Utilization Management

Where I How to Submit Authorizations:

All referrals must be submitted by the member’s PCP.

PCP may submit request on the IPA/Medical Group referral form with supporting documentation to the UM Dept.

Via Fax: (562) 888-9096 or;

Via Electronic submission, to:

Provider > Provider Web Portal >>  Provider Portal

Referral Turn around time

Direct Access:

  • PCP can fill out Direct Access form and provide to member to schedule an appointment with specialist or submit the direct access request through the web, system can auto approve if requested service meets the direct access guidelines.

Standard/Routine Request:

  • Medi-Cal = 5 business days
  • CaIMedi-Connect = 5 business days
  • Covered CA  (CCA)= 5 business days
  • Medicare = 14 calendar days

Urgent/Expedited Request :

  • All lines of business (LOB) (Medi-Cal, Medicare, CCA) – 72 hours

Notification of Approval/Denial/Modification/Delay

Denials and modifications of authorization due to coverage determination and medical necessity determinations are based on medical criteria. Provider and member may request a copy of the criteria used to make the determination.

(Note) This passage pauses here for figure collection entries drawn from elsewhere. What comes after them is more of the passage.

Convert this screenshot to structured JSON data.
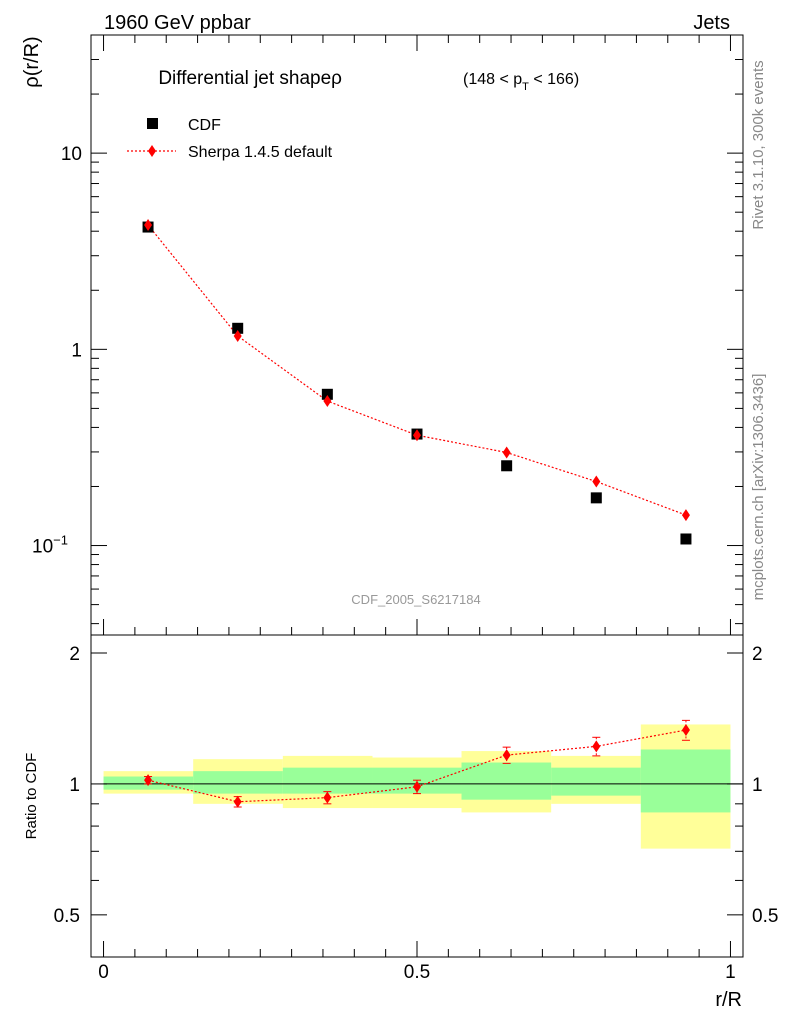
{
  "header": {
    "energy_label": "1960 GeV ppbar",
    "category_label": "Jets"
  },
  "side_text": {
    "rivet": "Rivet 3.1.10,  300k events",
    "source": "mcplots.cern.ch [arXiv:1306.3436]"
  },
  "watermark": "CDF_2005_S6217184",
  "chart_data": [
    {
      "type": "scatter",
      "panel": "main",
      "title": "Differential jet shapeρ",
      "title_range": "(148 < p",
      "title_range_sub": "T",
      "title_range_end": " < 166)",
      "ylabel": "ρ(r/R)",
      "yscale": "log",
      "ylim": [
        0.035,
        40
      ],
      "xlim": [
        -0.02,
        1.02
      ],
      "y_ticks": [
        {
          "value": 10,
          "label": "10"
        },
        {
          "value": 1,
          "label": "1"
        },
        {
          "value": 0.1,
          "label": "10",
          "sup": "−1"
        }
      ],
      "legend": [
        {
          "label": "CDF",
          "marker": "square",
          "color": "#000000"
        },
        {
          "label": "Sherpa 1.4.5 default",
          "marker": "diamond",
          "color": "#ff0000",
          "line": "dotted"
        }
      ],
      "series": [
        {
          "name": "CDF",
          "x": [
            0.071,
            0.214,
            0.357,
            0.5,
            0.643,
            0.786,
            0.929
          ],
          "y": [
            4.2,
            1.28,
            0.59,
            0.37,
            0.255,
            0.175,
            0.108
          ],
          "color": "#000000"
        },
        {
          "name": "Sherpa 1.4.5 default",
          "x": [
            0.071,
            0.214,
            0.357,
            0.5,
            0.643,
            0.786,
            0.929
          ],
          "y": [
            4.3,
            1.17,
            0.545,
            0.365,
            0.298,
            0.212,
            0.143
          ],
          "yerr": [
            0.01,
            0.01,
            0.01,
            0.01,
            0.01,
            0.01,
            0.01
          ],
          "color": "#ff0000"
        }
      ]
    },
    {
      "type": "line",
      "panel": "ratio",
      "ylabel": "Ratio to CDF",
      "xlabel": "r/R",
      "ylim": [
        0.4,
        2.2
      ],
      "xlim": [
        -0.02,
        1.02
      ],
      "y_ticks": [
        {
          "value": 2,
          "label": "2"
        },
        {
          "value": 1,
          "label": "1"
        },
        {
          "value": 0.5,
          "label": "0.5"
        }
      ],
      "x_ticks": [
        {
          "value": 0,
          "label": "0"
        },
        {
          "value": 0.5,
          "label": "0.5"
        },
        {
          "value": 1,
          "label": "1"
        }
      ],
      "bins": [
        0,
        0.143,
        0.286,
        0.429,
        0.571,
        0.714,
        0.857,
        1.0
      ],
      "band_inner": [
        [
          0.97,
          1.04
        ],
        [
          0.95,
          1.07
        ],
        [
          0.95,
          1.09
        ],
        [
          0.95,
          1.09
        ],
        [
          0.92,
          1.12
        ],
        [
          0.94,
          1.09
        ],
        [
          0.86,
          1.2
        ]
      ],
      "band_outer": [
        [
          0.95,
          1.07
        ],
        [
          0.9,
          1.14
        ],
        [
          0.88,
          1.16
        ],
        [
          0.88,
          1.15
        ],
        [
          0.86,
          1.19
        ],
        [
          0.9,
          1.16
        ],
        [
          0.71,
          1.37
        ]
      ],
      "series": [
        {
          "name": "Sherpa 1.4.5 default",
          "x": [
            0.071,
            0.214,
            0.357,
            0.5,
            0.643,
            0.786,
            0.929
          ],
          "y": [
            1.02,
            0.91,
            0.93,
            0.985,
            1.165,
            1.22,
            1.33
          ],
          "yerr": [
            0.02,
            0.025,
            0.03,
            0.035,
            0.05,
            0.06,
            0.07
          ],
          "color": "#ff0000"
        }
      ]
    }
  ]
}
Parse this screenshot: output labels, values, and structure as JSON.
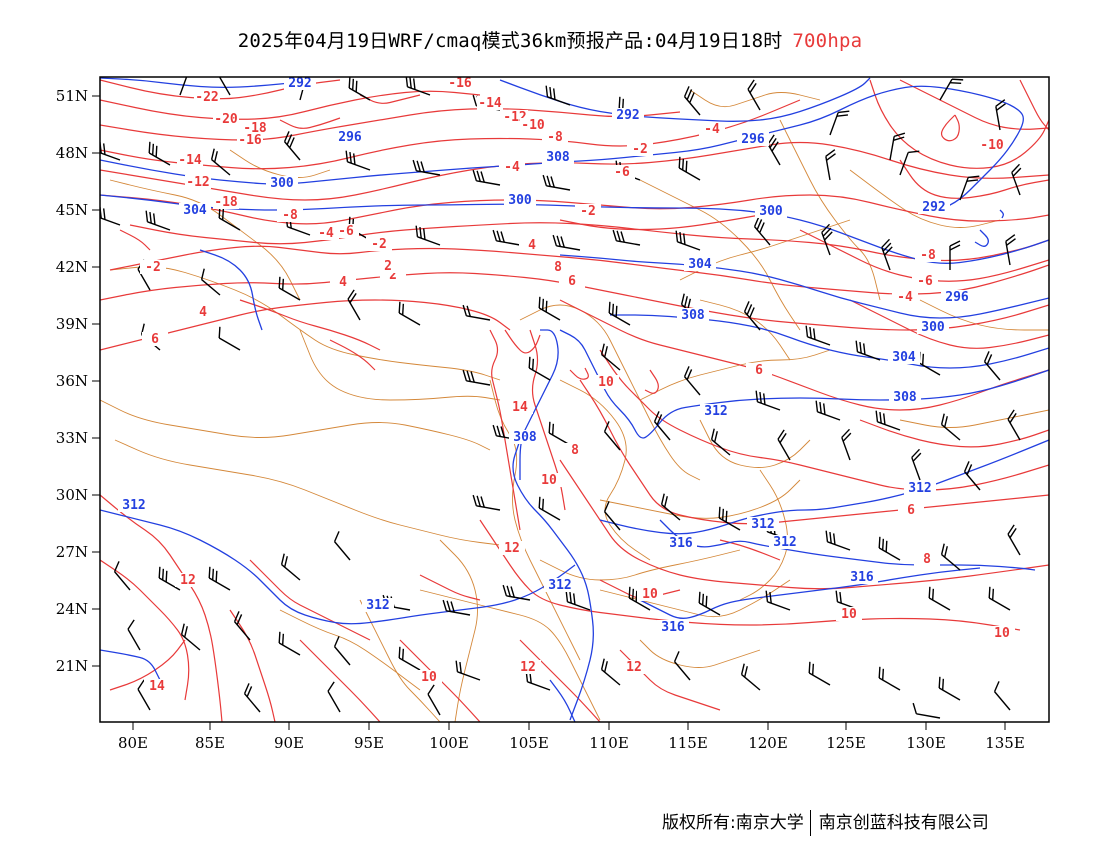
{
  "title": {
    "main": "2025年04月19日WRF/cmaq模式36km预报产品:04月19日18时",
    "level": "700hpa"
  },
  "axes": {
    "lon_labels": [
      "80E",
      "85E",
      "90E",
      "95E",
      "100E",
      "105E",
      "110E",
      "115E",
      "120E",
      "125E",
      "130E",
      "135E"
    ],
    "lat_labels": [
      "51N",
      "48N",
      "45N",
      "42N",
      "39N",
      "36N",
      "33N",
      "30N",
      "27N",
      "24N",
      "21N"
    ]
  },
  "map_extent": {
    "lon": [
      78,
      138
    ],
    "lat": [
      18.2,
      52
    ]
  },
  "colors": {
    "temperature": "#e83a3a",
    "height": "#2340e0",
    "boundary": "#d4883a",
    "barb": "#000000"
  },
  "contours": {
    "height_labels": [
      "292",
      "296",
      "300",
      "304",
      "308",
      "312",
      "316"
    ],
    "temperature_labels": [
      "-22",
      "-20",
      "-18",
      "-16",
      "-14",
      "-12",
      "-10",
      "-8",
      "-6",
      "-4",
      "-2",
      "2",
      "4",
      "6",
      "8",
      "10",
      "12",
      "14"
    ]
  },
  "footer": {
    "left": "版权所有:南京大学",
    "right": "南京创蓝科技有限公司"
  }
}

Contact the Utilization Management Department at:  Toll Free > (866) 823-1415 or Local > (562) 888-1415.

Approval:

  • Approval letter faxed to PCP & Specialist within 24 hours from approval date
  • Approval letter mailed to member within 24 hours from approval date.

Delay/Pended:

  • Health plan tracking number – Certain services require a tracking number from the health plan, cases are pended until we get tracking number.
  • Pending Letter of Agreement (LOA) – IPA waiting for LOA to be signed by the specialist/facility.
  • Pending for additional information – When the IPA’s Medical Director require additional information to make decision. While requesting these records a pended/delay letter is issued to the member and mailed within 24 hours; letter also faxed to PCP or specialist. Information must be provided to the IPA within the following time frame in order to make final decision.
  • Medi-Cal – 4 days
  • Molina -14 days (any line of business)
  • Commercial – 45 days from deferral date
  • Medicare (senior) – DO NOT DEFER – 14 days

Denial/Modification:

  • Denial letter faxed to PCP & Specialist within 24 hours from approval date
  • Denial letter mail to member within 24 hours from approval date.

Carved Out Services – Services that are not provided by the IPAs

Mental Health: Behavioral referral. Some LOB require coordination with health plan (see Division of Financial Responsibility)

Optometry: Vision care for some health plans are carved out except-

  • Blue Shield Promise Medi-Cal – Eye exam only for adult over age 21 y/ eye exam and glasses for member under age 21 processed by the IPA.
  • Regional Center: Developmental delay conditions for evaluation and possible therapy for member ages 0 -3 years of age. Provider to coordinate with Regional Center.

Early Start Program – Speech, Physical Therapy (PT)and Occupational Therapy (OT) for pediatric patient 3-5 years old. School District – Speech, PT, OT for patients 5 years of age and older.
California Children’s Services (CCS) – For members 0 -21 years of age – for CCS eligible conditions only.

AUTHORIZATION EXTENSION & MODIFICATION

  • Extension – Authorizations expired 3 months from date of request. Requests/calls must be forwarded to UM Department for extension requests.
  • Modification – Adding or changing diagnosis codes or CPT codes. Provider may fax the request to UM Department or send message via the portal to the UM Department.